CHICAGO -- A student-athlete advocacy group has urged the NCAA
to immediately enact reforms to protect athletes following the
deaths of three college football players who collapsed during
workouts in recent months.
The Collegiate Athletes Coalition, started in January by a group
of former and current UCLA football players, wants the NCAA to
establish and enforce safety standards for voluntary and mandatory
workouts, and require schools to expand health insurance and life
insurance benefits for players.
"We can no longer stand by shaking our heads and shrugging our
shoulders while our peers across the nation lose their lives,"
said CAC chairman Ramogi Huma, a former UCLA linebacker.
Huma held a news conference Thursday at a Chicago hotel with Leo
Gerard, the president of the United Steelworkers of America, which
is advising the CAC on organizing, and the Rev. Jesse Jackson,
whose Rainbow/PUSH Coalition is partnering with the CAC.
"All around the table have a voice. The coaches have a voice,
the athletic director has a voice, the university has a voice. The
students must have a voice," Jackson said.
In the last month, Northwestern's Rashidi Wheeler died after
having an asthma attack and Florida's Eraste Autin died of heat
stroke. Florida State's Devaughn Darling died in February, most
likely of heart arrhythmia.
Jackson and others at the news conference raised concerns about
how voluntary so-called "voluntary" offseason workouts are for
college athletes and what they said was the lack of emergency
medical care available at these sessions.
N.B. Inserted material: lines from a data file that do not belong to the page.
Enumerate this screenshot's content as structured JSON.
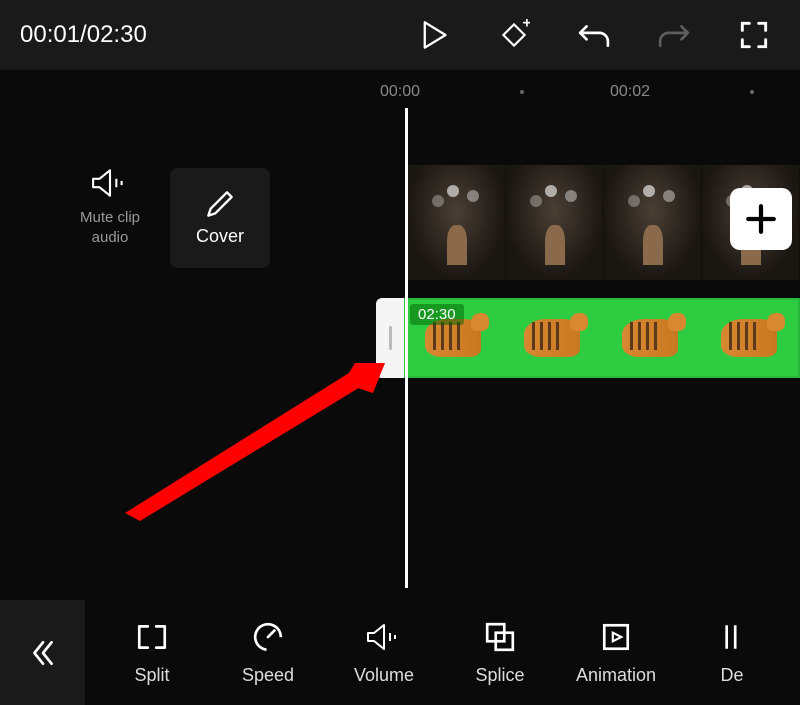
{
  "header": {
    "current_time": "00:01",
    "total_time": "02:30",
    "timecode_display": "00:01/02:30"
  },
  "ruler": {
    "marks": [
      "00:00",
      "00:02"
    ]
  },
  "left_panel": {
    "mute_label_line1": "Mute clip",
    "mute_label_line2": "audio",
    "cover_label": "Cover"
  },
  "track": {
    "green_clip_duration": "02:30"
  },
  "toolbar": {
    "items": [
      {
        "label": "Split"
      },
      {
        "label": "Speed"
      },
      {
        "label": "Volume"
      },
      {
        "label": "Splice"
      },
      {
        "label": "Animation"
      },
      {
        "label": "De"
      }
    ]
  }
}
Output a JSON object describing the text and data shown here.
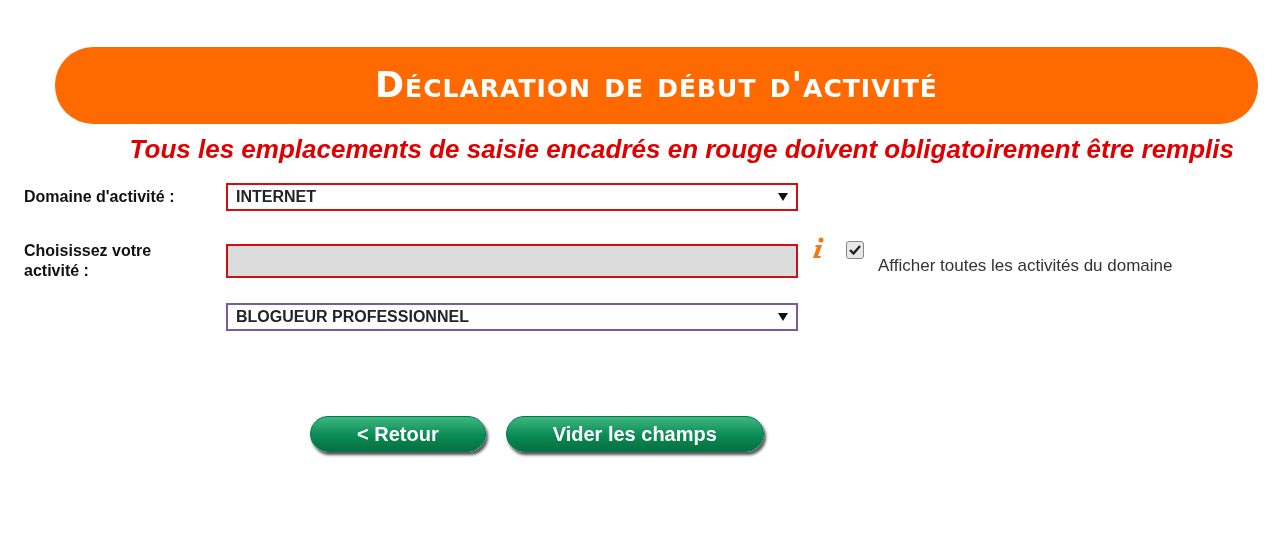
{
  "header": {
    "title": "Déclaration de début d'activité"
  },
  "notice": "Tous les emplacements de saisie encadrés en rouge doivent obligatoirement être remplis",
  "fields": [
    {
      "kind": "select",
      "label": "Domaine d'activité :",
      "value": "INTERNET",
      "required": true
    },
    {
      "kind": "text",
      "label": "Choisissez votre activité :",
      "required": true,
      "disabled": true,
      "checkbox": {
        "label": "Afficher toutes les activités du domaine",
        "checked": true
      }
    },
    {
      "kind": "select",
      "value": "BLOGUEUR PROFESSIONNEL",
      "required": false
    }
  ],
  "buttons": [
    "< Retour",
    "Vider les champs"
  ]
}
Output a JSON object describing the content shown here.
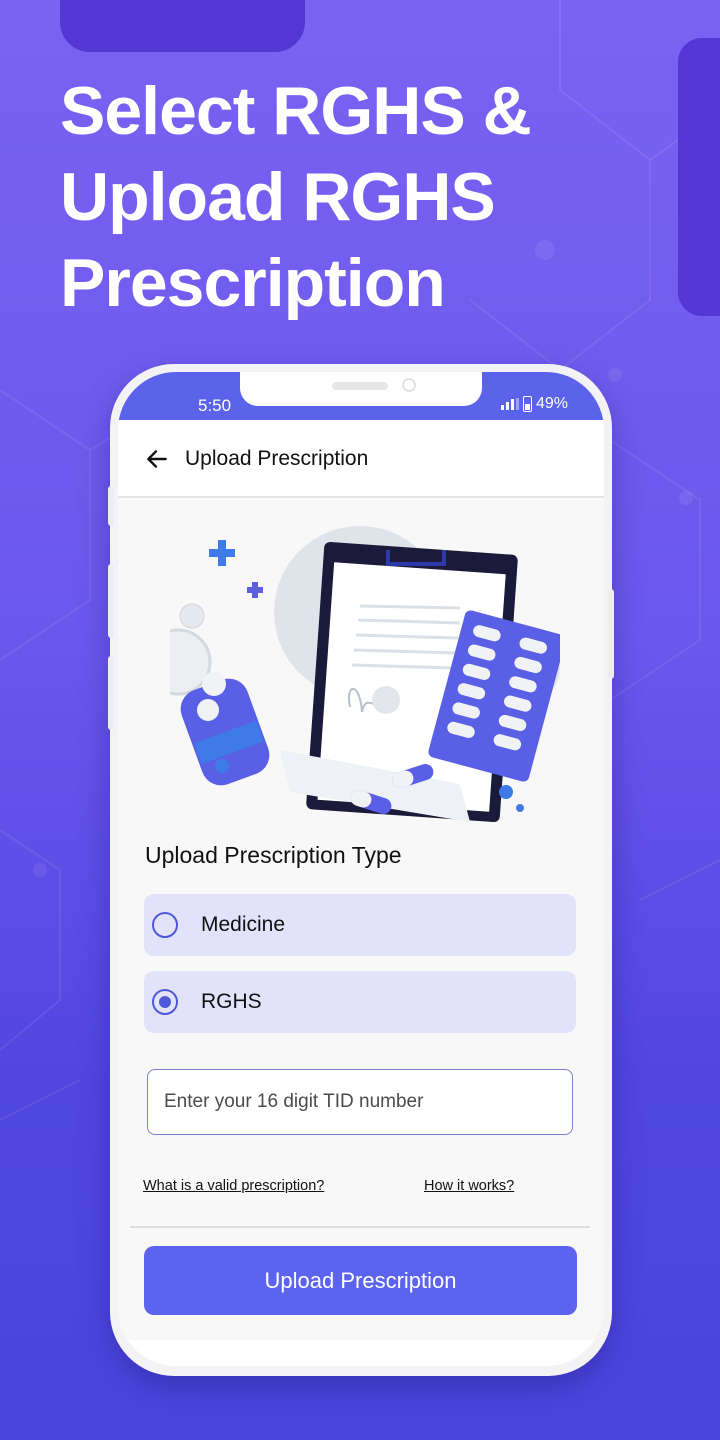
{
  "promo": {
    "headline_lines": [
      "Select RGHS  &",
      "Upload RGHS",
      "Prescription"
    ]
  },
  "status_bar": {
    "time": "5:50",
    "battery": "49%",
    "signal_icon": "signal-bars-icon",
    "battery_icon": "battery-icon"
  },
  "app_bar": {
    "back_icon": "arrow-left-icon",
    "title": "Upload Prescription"
  },
  "illustration": {
    "description": "prescription-clipboard-with-pills-illustration"
  },
  "form": {
    "section_title": "Upload Prescription Type",
    "options": [
      {
        "label": "Medicine",
        "selected": false
      },
      {
        "label": "RGHS",
        "selected": true
      }
    ],
    "tid_input": {
      "value": "",
      "placeholder": "Enter your 16 digit TID number"
    },
    "links": {
      "valid_prescription": "What is a valid prescription?",
      "how_it_works": "How it works?"
    },
    "submit_label": "Upload Prescription"
  },
  "colors": {
    "background": "#7a62f2",
    "accent": "#5b63ef",
    "status_bar": "#5b63ea",
    "option_bg": "#e2e3fb",
    "radio": "#4f58d8"
  }
}
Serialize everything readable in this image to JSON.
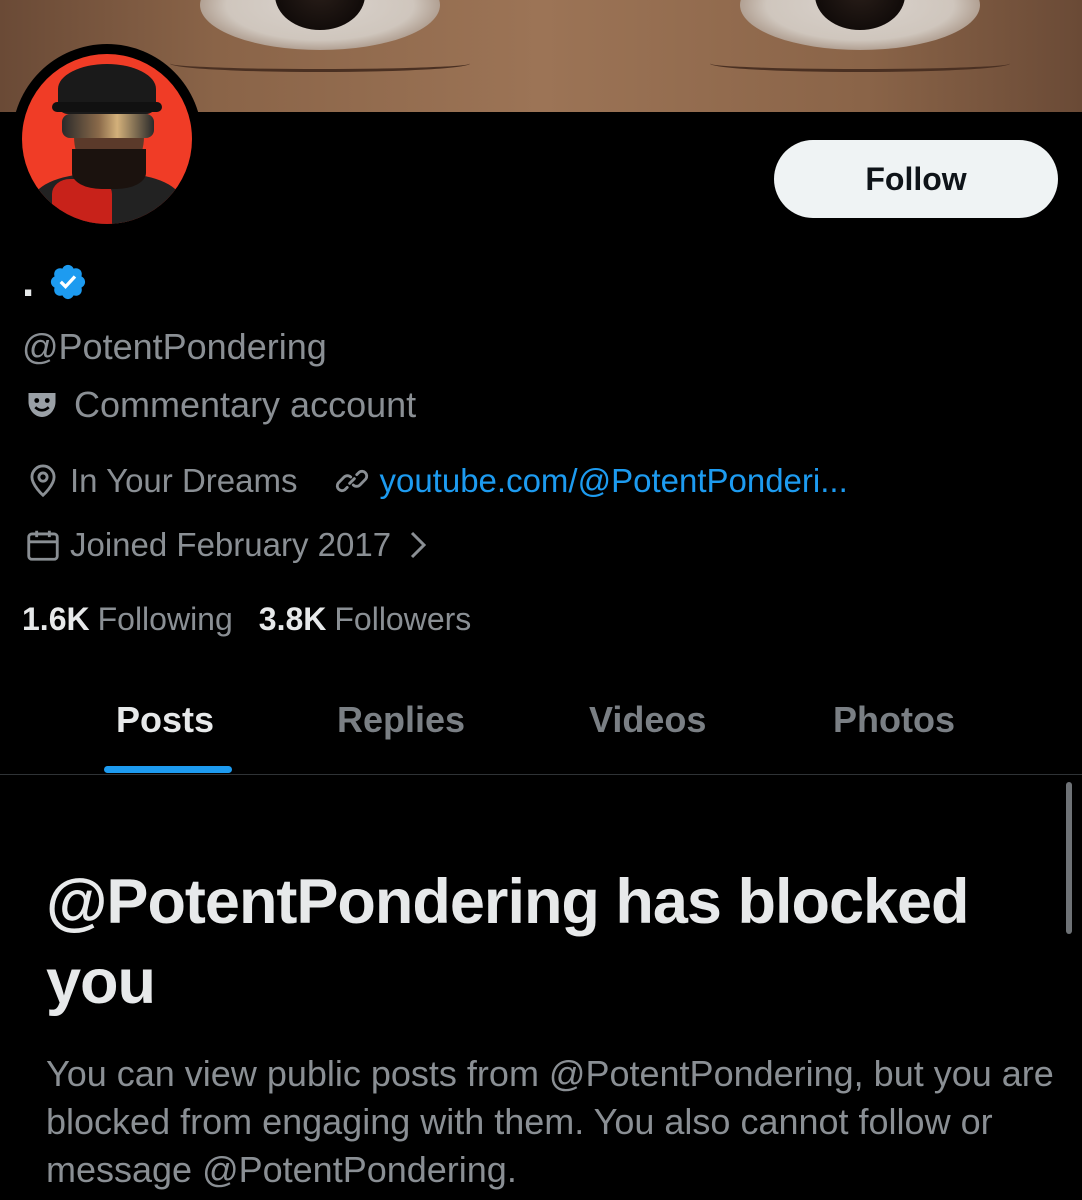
{
  "profile": {
    "display_name": ".",
    "handle": "@PotentPondering",
    "label": "Commentary account",
    "location": "In Your Dreams",
    "website": "youtube.com/@PotentPonderi...",
    "joined": "Joined February 2017",
    "following_count": "1.6K",
    "following_label": "Following",
    "followers_count": "3.8K",
    "followers_label": "Followers"
  },
  "actions": {
    "follow_label": "Follow"
  },
  "tabs": [
    {
      "label": "Posts",
      "active": true
    },
    {
      "label": "Replies",
      "active": false
    },
    {
      "label": "Videos",
      "active": false
    },
    {
      "label": "Photos",
      "active": false
    }
  ],
  "blocked": {
    "title": "@PotentPondering has blocked you",
    "description": "You can view public posts from @PotentPondering, but you are blocked from engaging with them. You also cannot follow or message @PotentPondering."
  },
  "icons": {
    "verified": "verified-badge-icon",
    "label": "theater-mask-icon",
    "location": "location-pin-icon",
    "website": "link-icon",
    "joined": "calendar-icon",
    "chevron": "chevron-right-icon"
  },
  "colors": {
    "background": "#000000",
    "accent": "#1d9bf0",
    "text_primary": "#e7e9ea",
    "text_secondary": "#8a8f94",
    "button_bg": "#eff3f4"
  }
}
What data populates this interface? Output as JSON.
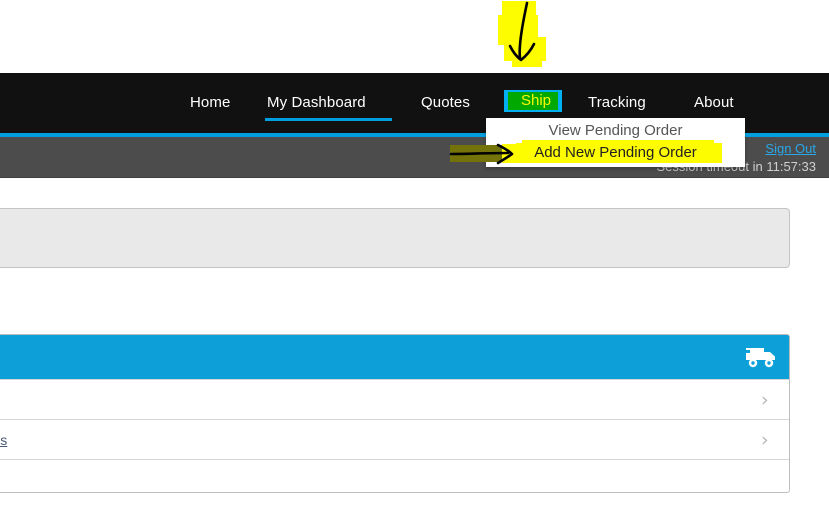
{
  "navbar": {
    "items": [
      {
        "label": "Home",
        "name": "nav-item-home",
        "active": false
      },
      {
        "label": "My Dashboard",
        "name": "nav-item-my-dashboard",
        "active": true
      },
      {
        "label": "Quotes",
        "name": "nav-item-quotes",
        "active": false
      },
      {
        "label": "Ship",
        "name": "nav-item-ship",
        "active": false,
        "highlighted": true
      },
      {
        "label": "Tracking",
        "name": "nav-item-tracking",
        "active": false
      },
      {
        "label": "About",
        "name": "nav-item-about",
        "active": false
      }
    ],
    "settings_icon": "gear-icon",
    "active_underline_color": "#00a0e0",
    "background_color": "#111111",
    "ship_highlight_background": "#00a800",
    "ship_highlight_text_color": "#f9f900",
    "ship_outer_highlight_color": "#00b0f0"
  },
  "dropdown": {
    "items": [
      {
        "label": "View Pending Order",
        "name": "dropdown-item-view-pending-order",
        "highlighted": false
      },
      {
        "label": "Add New Pending Order",
        "name": "dropdown-item-add-new-pending-order",
        "highlighted": true
      }
    ],
    "highlight_color": "#fdfd00",
    "background_color": "#ffffff"
  },
  "session_bar": {
    "sign_out_label": "Sign Out",
    "timeout_text": "Session timeout in 11:57:33",
    "timeout_value": "11:57:33",
    "background_color": "#4c4c4c",
    "link_color": "#29a7e8"
  },
  "annotations": [
    {
      "name": "down-arrow-annotation",
      "type": "arrow",
      "direction": "down",
      "highlight_color": "#fdfd00",
      "stroke_color": "#000000"
    },
    {
      "name": "pointer-arrow-annotation",
      "type": "arrow",
      "direction": "right",
      "highlight_color": "#fdfd00",
      "stroke_color": "#000000"
    }
  ],
  "content": {
    "gray_panel": {
      "name": "empty-gray-panel",
      "background_color": "#e9e9e9",
      "border_color": "#c4c4c4"
    },
    "shipment_card": {
      "header_color": "#0d9fd8",
      "header_icon": "truck-icon",
      "rows": [
        {
          "name": "card-row-1",
          "label": "",
          "chevron": "›"
        },
        {
          "name": "card-row-2",
          "label": "uotes",
          "chevron": "›"
        },
        {
          "name": "card-row-3",
          "label": "",
          "chevron": ""
        }
      ]
    }
  }
}
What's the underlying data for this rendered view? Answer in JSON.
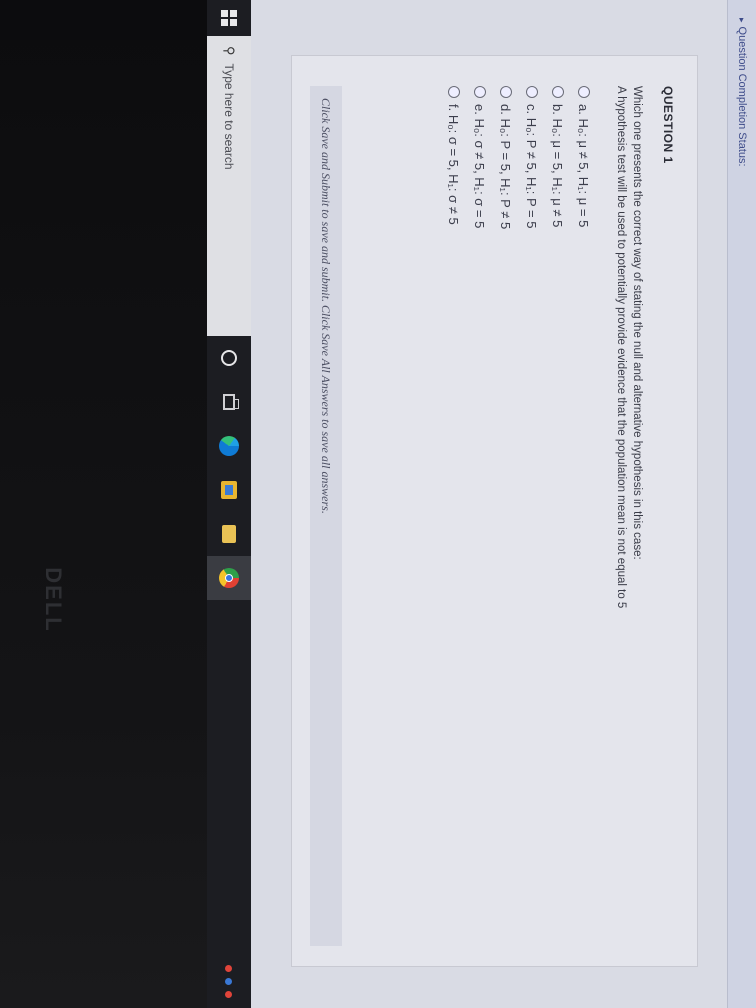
{
  "browser": {
    "status_link": "Question Completion Status:"
  },
  "quiz": {
    "question_title": "QUESTION 1",
    "prompt": "Which one presents the correct way of stating the null and alternative hypothesis in this case:",
    "context": "A hypothesis test will be used to potentially provide evidence that the population mean is not equal to 5",
    "options": [
      {
        "label": "a. H₀: μ ≠ 5, H₁: μ = 5"
      },
      {
        "label": "b. H₀: μ = 5, H₁: μ ≠ 5"
      },
      {
        "label": "c. H₀: P ≠ 5, H₁: P = 5"
      },
      {
        "label": "d. H₀: P = 5, H₁: P ≠ 5"
      },
      {
        "label": "e. H₀: σ ≠ 5, H₁: σ = 5"
      },
      {
        "label": "f. H₀: σ = 5, H₁: σ ≠ 5"
      }
    ],
    "save_note": "Click Save and Submit to save and submit. Click Save All Answers to save all answers."
  },
  "taskbar": {
    "search_placeholder": "Type here to search",
    "icons": [
      "windows-icon",
      "search-icon",
      "cortana-icon",
      "task-view-icon",
      "edge-icon",
      "store-icon",
      "file-explorer-icon",
      "chrome-icon"
    ],
    "tray_colors": [
      "#e0443a",
      "#3a78d5",
      "#e0443a"
    ]
  },
  "hardware": {
    "brand": "DELL"
  }
}
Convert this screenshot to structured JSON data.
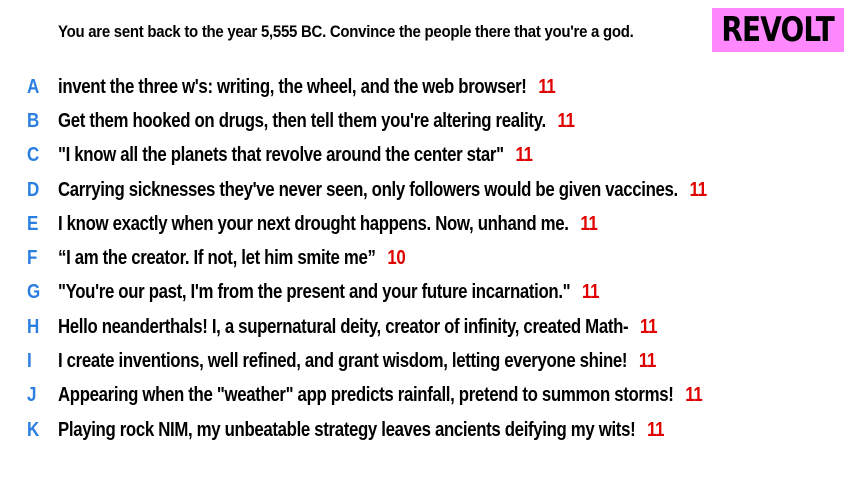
{
  "prompt": "You are sent back to the year 5,555 BC. Convince the people there that you're a god.",
  "logo": {
    "text": "REVOLT",
    "background": "#ff88ff"
  },
  "colors": {
    "letter": "#2a7fe0",
    "score": "#e00000"
  },
  "answers": [
    {
      "letter": "A",
      "text": "invent the three w's: writing, the wheel, and the web browser!",
      "score": "11"
    },
    {
      "letter": "B",
      "text": "Get them hooked on drugs, then tell them you're altering reality.",
      "score": "11"
    },
    {
      "letter": "C",
      "text": "\"I know all the planets that revolve around the center star\"",
      "score": "11"
    },
    {
      "letter": "D",
      "text": "Carrying sicknesses they've never seen, only followers would be given vaccines.",
      "score": "11"
    },
    {
      "letter": "E",
      "text": "I know exactly when your next drought happens. Now, unhand me.",
      "score": "11"
    },
    {
      "letter": "F",
      "text": "“I am the creator. If not, let him smite me”",
      "score": "10"
    },
    {
      "letter": "G",
      "text": "\"You're our past, I'm from the present and your future incarnation.\"",
      "score": "11"
    },
    {
      "letter": "H",
      "text": "Hello neanderthals! I, a supernatural deity, creator of infinity, created Math-",
      "score": "11"
    },
    {
      "letter": "I",
      "text": "I create inventions, well refined, and grant wisdom, letting everyone shine!",
      "score": "11"
    },
    {
      "letter": "J",
      "text": "Appearing when the \"weather\" app predicts rainfall, pretend to summon storms!",
      "score": "11"
    },
    {
      "letter": "K",
      "text": "Playing rock NIM, my unbeatable strategy leaves ancients deifying my wits!",
      "score": "11"
    }
  ]
}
"There's no such thing as a voluntary workout," Huma said.
Jane Jankowski, a spokeswoman for the NCAA, said the
organization was open to ideas from the CAC, but noted there are
student-athlete advisory committees through which
athletes can forward their concerns.
She said the NCAA annually sends out a sports medicine handbook
to its members addressing a variety of issues, and just last week
sent out a reminder to all schools about heat-related illnesses.
As for the voluntary workouts, she said it's largely up to the
schools to monitor them.
"The NCAA is a member organization and one of the foundations
of a member association is that they're self-policing," Jankowski
said. "It is incumbent upon our member institutions to monitor
what is happening within their programs."